Я не стал объяснять, что шоферу вести переполненный автобус гораздо опаснее. В отличие от меня он окружен и стиснут другими машинами. Так, как и всегда в жизни: одни сзади, другие же – впереди. Те, что сзади, следуя человеческим нравам, пытаются обогнать. Но прежде, чем обогнать, приходится поравняться. И некое время противоборствовать, находясь рядом. Это тоже, как в человеческих отношениях: самая рискованная ситуация. Ее не доверишь автопилоту, а вернее, «авторулю». Я не стал огорчать Жанну: «Пусть думает, что гигантское воздушное чудище, смахивающее на доисторических земных обитателей, отрывается от взлетной полосы не могуществом техники, а лишь могуществом моей смелости и моего искусства. Они чудились ей таинственными. Пусть заблуждается… мне на пользу!»
– Мир состоит из пассажиров, которые с твоей помощью могут взмыть! – восторгалась она. – Если слово «пассажир» произошло от «пассажа», то главный их пассаж – всего лишь пристегнуться ремнями.
– Я тоже пристегиваюсь.
– Но ты – к небу! А они – к пронумерованным креслам. Тогда она любила… Меня или мою «исключительность»?
Кто знает?
Людей чаще всего восхищает то, на что они неспособны. Жанна боялась высоты: воздушным лайнерам она предпочитала морские, а еще более – обыкновенный наземный транспорт. Она опасалась лифтов, которые могли застрять, повиснув над пустотой.
Мы, кстати, и познакомились с ней, застряв между двумя этажами. Деваться было некуда. Волею судьбы мы сразу, без подготовки, оказались наедине. Сперва она лишилась голоса. Но я понемногу хладнокровием своим вернул ей дар речи… и возможность вновь сделаться женщиной.
– Мне с вами спокойно, – сказала она. И неспокойно прильнула, как бы продолжая искать спасения.

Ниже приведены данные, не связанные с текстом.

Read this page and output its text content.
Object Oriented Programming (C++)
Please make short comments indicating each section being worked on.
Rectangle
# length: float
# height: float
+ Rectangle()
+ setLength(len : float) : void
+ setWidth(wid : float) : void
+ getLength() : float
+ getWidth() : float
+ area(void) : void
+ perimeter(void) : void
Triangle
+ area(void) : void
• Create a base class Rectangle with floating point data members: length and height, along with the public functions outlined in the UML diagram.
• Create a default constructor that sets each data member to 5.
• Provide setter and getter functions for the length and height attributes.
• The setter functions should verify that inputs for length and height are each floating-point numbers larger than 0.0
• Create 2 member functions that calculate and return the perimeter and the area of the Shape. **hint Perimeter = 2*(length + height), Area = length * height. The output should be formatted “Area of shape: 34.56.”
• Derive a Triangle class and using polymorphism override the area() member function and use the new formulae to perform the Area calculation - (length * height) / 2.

А потом, также вдруг, принялась целовать меня… в знак благодарности.
– Я полюбила тебя за то, что ты лишил меня страха, – впоследствии не раз говорила она.
Иные любят за то, что их «лишают невинности». А она любила за то, что я лишил ее ужаса.
– Ты освободил меня от неприятия высоты!
Я знал, что любовь «за что-нибудь» ненадежна и кратковременна. Только необъяснимая страсть неподвластна времени.
– Я оценила тебя «в подвешенном состоянии», – полушутливо утверждала она. «Лучше бы уж оценила в лежачем!»
Цинично эпатирую я сейчас, через годы: чтобы даже памятью не возвращаться в ту пору всерьез.
…Ее чувство, я знал, могло испариться, исчезнуть столь же непредсказуемо, как и наша подвешенность в лифте. А сам я застрял в том лифте надолго.